De l’eau sur scène, Nicolas Joël avait tenté l’expérience dès 1987 en inondant le pied du mur d’Orange de 300 m3, avec un canal, les quais et les bateaux, à propos du même ouvrage. La comparaison s’arrête là, car la dimension visuelle et dramatique de l’élément liquide dépasse ici l’anecdote. L’eau est omniprésente, tout ce qu’elle autorise – bruissements (en étroite relation avec la musique), jaillissement, projections, ondulations – est au service du drame. Ainsi, chanteurs et figurants joueront-ils deux heures et demie les mollets, voire le corps, dans l’eau froide. Cet engagement peu commun mérite d’être souligné. Seul (petit) regret : les spectateurs du parterre n’en perçoivent l’existence qu’au travers des gerbes d’eau et du bruit liés au jeu de chacun. L’opacité et les mouvements du brouillard participent autant que l’eau à l’étrangeté fascinante de la scène, magnifiée par des lumières quasi picturales. Décors et accessoires se réduisent à trois fois rien : des cordages, un énorme cabestan que feront tourner les femmes (ex-fileuses) au début du deuxième acte, une vasque contenant un brasero, enfin, un alignement de quatre bittes d’amarrage au dernier, suffisent amplement à suggérer le cadre de chacun des actes, avec, toujours, la magie des corps en mouvement, magnifiée par les éclairages les plus subtils. Après cette magistrale réalisation, qui offrira à Rebecca et Beverly Blankenship l’occasion de monter le Ring dont elles rêvent ?
La distribution est inchangée depuis la création française à Rennes, dont rendit compte Tania Bracq (« images du monde flottant »). Dans une mise en scène devenue classique, Harry Kupfer faisait de l’héroïne une schizophrène inventant le Hollandais dans son délire. Ici, rien de tel : la compassion, l’amour absolu que porte Senta, fascinante, au Hollandais nous touche. Le timbre de Martina Welschenbach séduit, même si on attend davantage de longueur de voix. Son jeu, toujours juste, traduit remarquablement la jeunesse, la fraîcheur naïve, rêveuse, passionnée et résolue de Senta. Doris Lamprecht campe une Mary vive, délurée, avec une voix solide, colorée à souhait, particulièrement dans le registre grave. Malgré un médium et des graves faibles, une voix au timbre quelconque qui ne convainc pas toujours, l’Erik que chante Samuel Sakker nous vaut ponctuellement de beaux moments dans sa cavatine.

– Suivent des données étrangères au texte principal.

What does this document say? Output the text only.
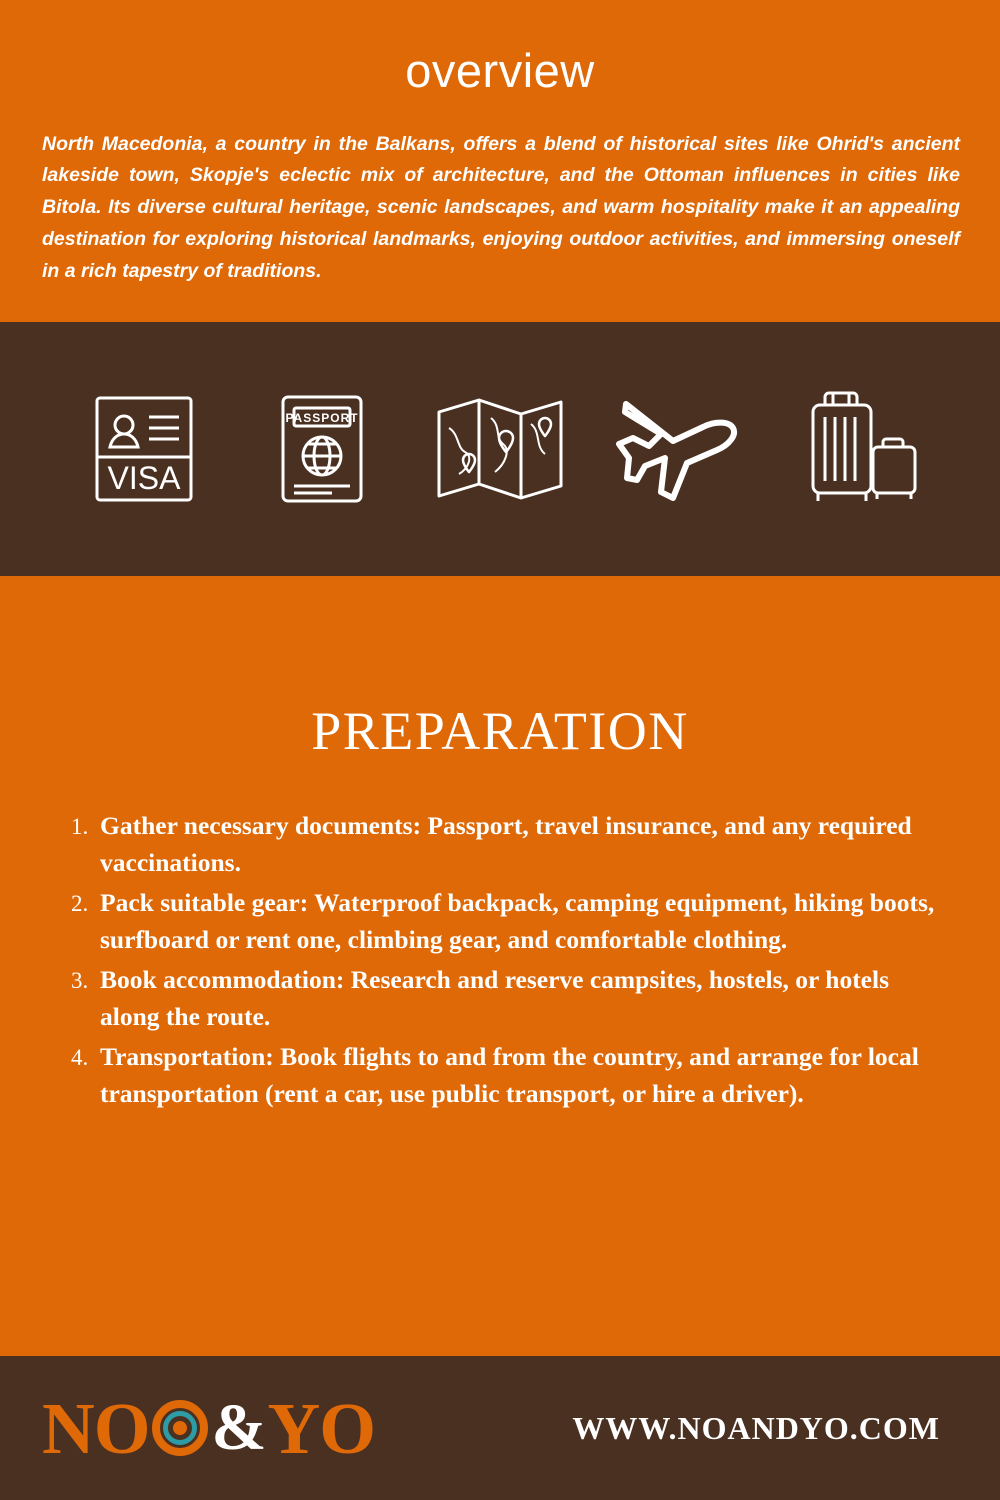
overview

North Macedonia, a country in the Balkans, offers a blend of historical sites like Ohrid's ancient lakeside town, Skopje's eclectic mix of architecture, and the Ottoman influences in cities like Bitola. Its diverse cultural heritage, scenic landscapes, and warm hospitality make it an appealing destination for exploring historical landmarks, enjoying outdoor activities, and immersing oneself in a rich tapestry of traditions.

VISA
PASSPORT
PREPARATION
1. Gather necessary documents: Passport, travel insurance, and any required vaccinations.
2. Pack suitable gear: Waterproof backpack, camping equipment, hiking boots, surfboard or rent one, climbing gear, and comfortable clothing.
3. Book accommodation: Research and reserve campsites, hostels, or hotels along the route.
4. Transportation: Book flights to and from the country, and arrange for local transportation (rent a car, use public transport, or hire a driver).
NO & YO	WWW.NOANDYO.COM
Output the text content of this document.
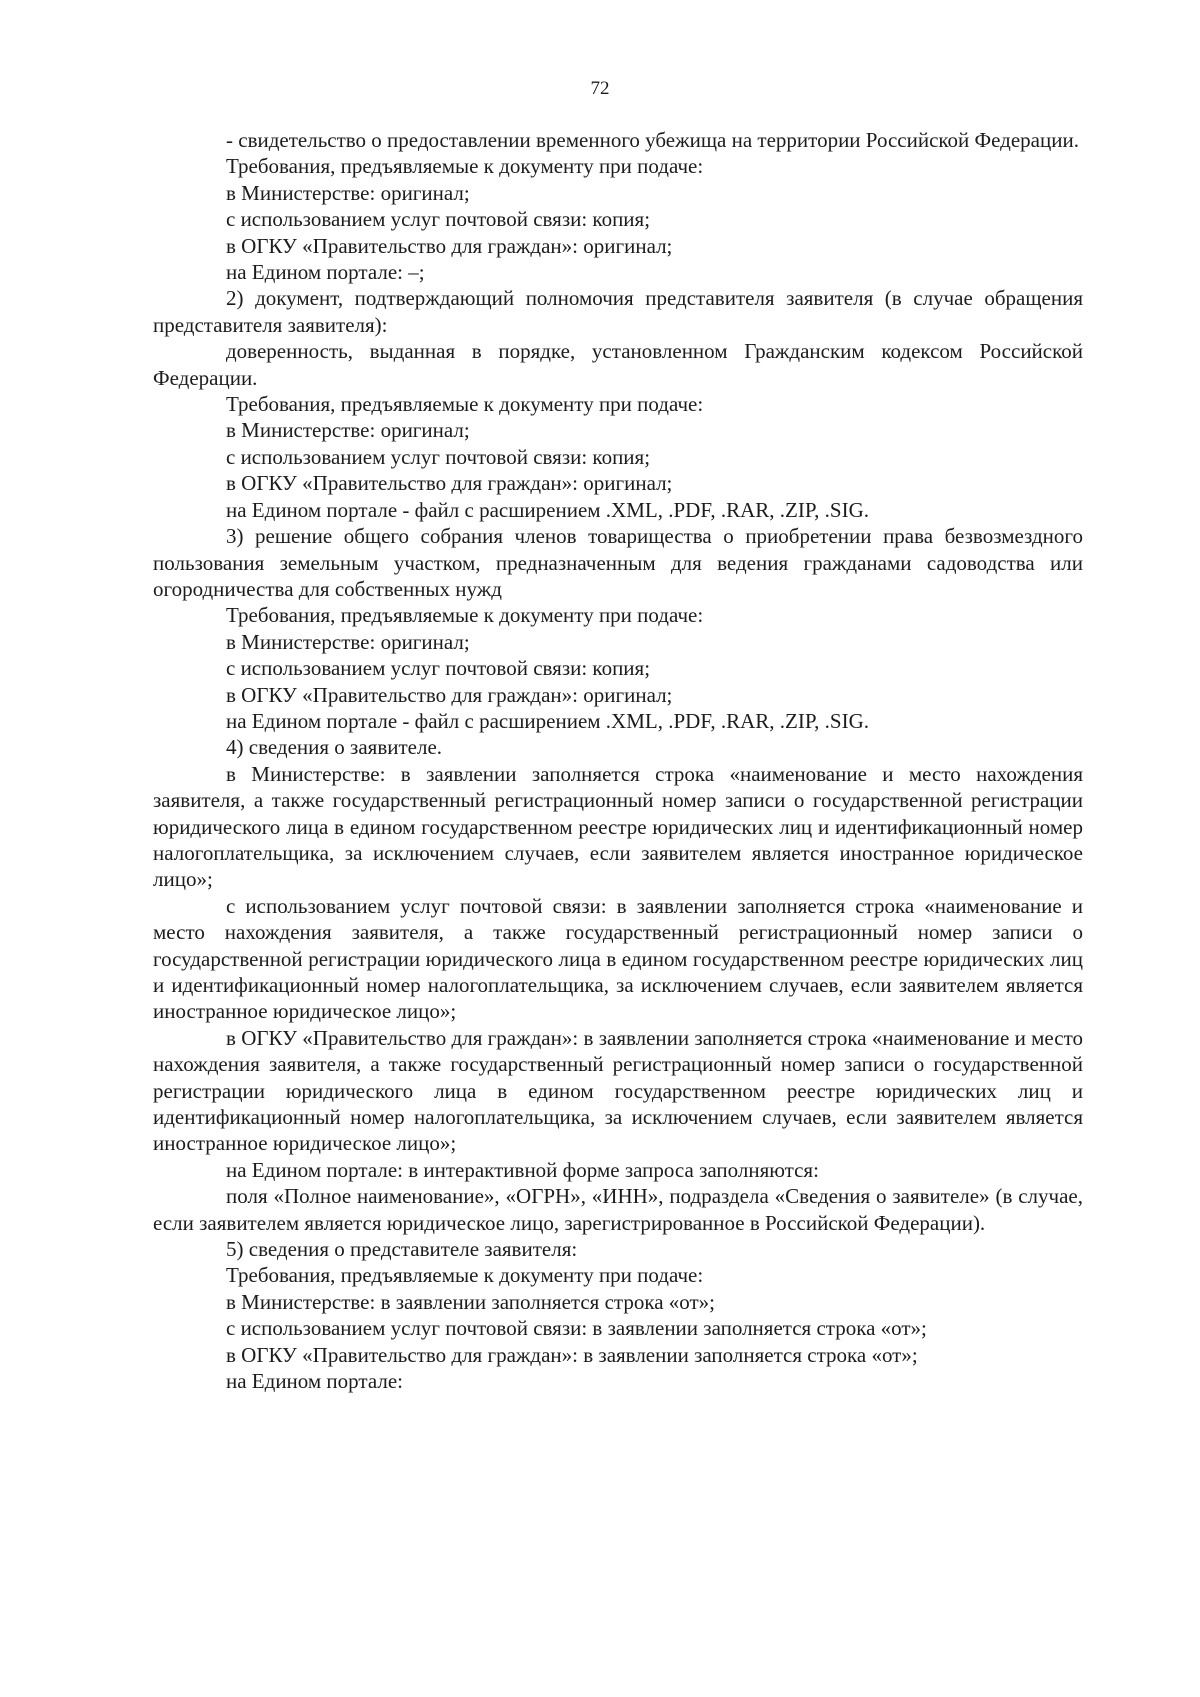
72

- свидетельство о предоставлении временного убежища на территории Российской Федерации.

Требования, предъявляемые к документу при подаче:

в Министерстве: оригинал;

с использованием услуг почтовой связи: копия;

в ОГКУ «Правительство для граждан»: оригинал;

на Едином портале: –;

2) документ, подтверждающий полномочия представителя заявителя (в случае обращения представителя заявителя):

доверенность, выданная в порядке, установленном Гражданским кодексом Российской Федерации.

Требования, предъявляемые к документу при подаче:

в Министерстве: оригинал;

с использованием услуг почтовой связи: копия;

в ОГКУ «Правительство для граждан»: оригинал;

на Едином портале - файл с расширением .XML, .PDF, .RAR, .ZIP, .SIG.

3) решение общего собрания членов товарищества о приобретении права безвозмездного пользования земельным участком, предназначенным для ведения гражданами садоводства или огородничества для собственных нужд

Требования, предъявляемые к документу при подаче:

в Министерстве: оригинал;

с использованием услуг почтовой связи: копия;

в ОГКУ «Правительство для граждан»: оригинал;

на Едином портале - файл с расширением .XML, .PDF, .RAR, .ZIP, .SIG.

4) сведения о заявителе.

в Министерстве: в заявлении заполняется строка «наименование и место нахождения заявителя, а также государственный регистрационный номер записи о государственной регистрации юридического лица в едином государственном реестре юридических лиц и идентификационный номер налогоплательщика, за исключением случаев, если заявителем является иностранное юридическое лицо»;

с использованием услуг почтовой связи: в заявлении заполняется строка «наименование и место нахождения заявителя, а также государственный регистрационный номер записи о государственной регистрации юридического лица в едином государственном реестре юридических лиц и идентификационный номер налогоплательщика, за исключением случаев, если заявителем является иностранное юридическое лицо»;

в ОГКУ «Правительство для граждан»: в заявлении заполняется строка «наименование и место нахождения заявителя, а также государственный регистрационный номер записи о государственной регистрации юридического лица в едином государственном реестре юридических лиц и идентификационный номер налогоплательщика, за исключением случаев, если заявителем является иностранное юридическое лицо»;

на Едином портале: в интерактивной форме запроса заполняются:

поля «Полное наименование», «ОГРН», «ИНН», подраздела «Сведения о заявителе» (в случае, если заявителем является юридическое лицо, зарегистрированное в Российской Федерации).

5) сведения о представителе заявителя:

Требования, предъявляемые к документу при подаче:

в Министерстве: в заявлении заполняется строка «от»;

с использованием услуг почтовой связи: в заявлении заполняется строка «от»;

в ОГКУ «Правительство для граждан»: в заявлении заполняется строка «от»;

на Едином портале:
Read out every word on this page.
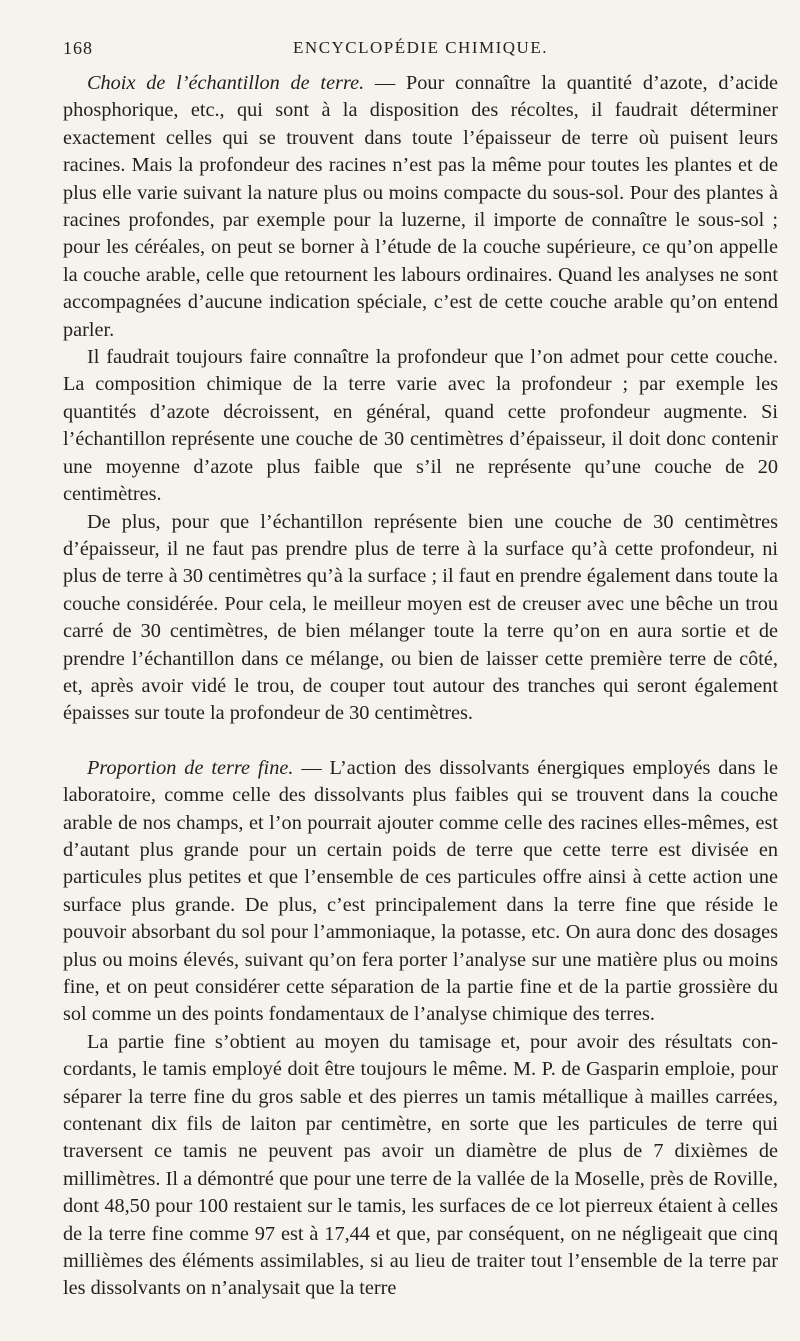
168	ENCYCLOPÉDIE CHIMIQUE.

Choix de l’échantillon de terre. — Pour connaître la quantité d’azote, d’acide phosphorique, etc., qui sont à la disposition des récoltes, il faudrait déterminer exactement celles qui se trouvent dans toute l’épaisseur de terre où puisent leurs racines. Mais la profondeur des racines n’est pas la même pour toutes les plantes et de plus elle varie suivant la nature plus ou moins compacte du sous-sol. Pour des plantes à racines profondes, par exemple pour la luzerne, il importe de connaître le sous-sol ; pour les céréales, on peut se borner à l’étude de la couche supérieure, ce qu’on appelle la couche arable, celle que retournent les labours ordinaires. Quand les analyses ne sont accompagnées d’aucune indication spéciale, c’est de cette couche arable qu’on entend parler.

Il faudrait toujours faire connaître la profondeur que l’on admet pour cette couche. La composition chimique de la terre varie avec la profondeur ; par exemple les quantités d’azote décroissent, en général, quand cette profondeur augmente. Si l’échantillon représente une couche de 30 centimètres d’épaisseur, il doit donc contenir une moyenne d’azote plus faible que s’il ne représente qu’une couche de 20 centimètres.

De plus, pour que l’échantillon représente bien une couche de 30 centimètres d’épaisseur, il ne faut pas prendre plus de terre à la surface qu’à cette profondeur, ni plus de terre à 30 centimètres qu’à la surface ; il faut en prendre également dans toute la couche considérée. Pour cela, le meilleur moyen est de creuser avec une bêche un trou carré de 30 centimètres, de bien mélanger toute la terre qu’on en aura sortie et de prendre l’échantillon dans ce mélange, ou bien de laisser cette première terre de côté, et, après avoir vidé le trou, de couper tout autour des tranches qui seront également épaisses sur toute la profondeur de 30 centimètres.

Proportion de terre fine. — L’action des dissolvants énergiques employés dans le laboratoire, comme celle des dissolvants plus faibles qui se trouvent dans la couche arable de nos champs, et l’on pourrait ajouter comme celle des racines elles-mêmes, est d’autant plus grande pour un certain poids de terre que cette terre est divisée en particules plus petites et que l’ensemble de ces particules offre ainsi à cette action une surface plus grande. De plus, c’est principalement dans la terre fine que réside le pouvoir absorbant du sol pour l’ammoniaque, la potasse, etc. On aura donc des dosages plus ou moins élevés, suivant qu’on fera porter l’analyse sur une matière plus ou moins fine, et on peut considérer cette séparation de la partie fine et de la partie grossière du sol comme un des points fondamentaux de l’analyse chimique des terres.

La partie fine s’obtient au moyen du tamisage et, pour avoir des résultats concordants, le tamis employé doit être toujours le même. M. P. de Gasparin emploie, pour séparer la terre fine du gros sable et des pierres un tamis métallique à mailles carrées, contenant dix fils de laiton par centimètre, en sorte que les particules de terre qui traversent ce tamis ne peuvent pas avoir un diamètre de plus de 7 dixièmes de millimètres. Il a démontré que pour une terre de la vallée de la Moselle, près de Roville, dont 48,50 pour 100 restaient sur le tamis, les surfaces de ce lot pierreux étaient à celles de la terre fine comme 97 est à 17,44 et que, par conséquent, on ne négligeait que cinq millièmes des éléments assimilables, si au lieu de traiter tout l’ensemble de la terre par les dissolvants on n’analysait que la terre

Yu Shao, ancien de l’Atelier lyrique de l’Opéra de Paris, beau timbre, remarqué au Concours Reine Elisabeth, a chanté le Steuermann à Lille en 17. Vigoureuse, soignée, la voix est généreuse et égale dans toute son étendue. Sans doute l’un des meilleurs interprètes de la production. Impressionnant par son autorité vocale et sa présence scénique, le mordant, l’intensité, le Hollandais de Almas Svilpa est admirable du début à la fin. L’éternel vagabond des mers nous émeut par sa détresse comme par sa noblesse. La voix sait se faire puissante autant que retenue, d’une douceur d’âme, d’une poésie de timbre et de couleur rares. Daland est ici un rôle bouffe, aux traits dramatiques quelque peu forcés, âpre au gain, omettant l’amour possessif qu’il porte à Senta. Patrick Simper, voix sonore, souple, caressante dans tous les registres, lui donne une présence singulière.
Les chœurs sont puissants, remarquablement articulés. Ils associent celui de Nantes à l’ensemble masculin Mélisme(s) de Rennes. Les quelques décalages des chœurs d’hommes, imputables à l’orchestre, n’altèrent pas notre bonheur. La plénitude, la projection, la couleur sont bien là et nous réjouissent. Le chœur des fileuses (devenues « haleuses ») impressionne : des graves solides, sans jamais être appuyés, une cohésion idéale, malgré les mouvements scéniques complexes.
L’Orchestre symphonique de Bretagne s’efforce de traduire le climat étrange, fantastique de l’œuvre. Les cordes peinent parfois à équilibrer les cuivres, impérieux. Il arrive à la petite harmonie, un peu sèche, de manquer de poésie. Cependant, sous l’impulsion du chef bavarois Rudolf Piehlmayer, la dynamique comme les respirations et la dimension intime font vite oublier ces réserves. La battue énergique, allante, claire, construit en sauvegardant la légèreté, Weber n’est pas oublié. L’ouverture, tempêtueuse, avec des cuivres homogènes qui claquent, est d’un romantisme juste. Toujours attentif au chant comme aux équilibres, le chef confirmerait si besoin était ses qualités de wagnérien.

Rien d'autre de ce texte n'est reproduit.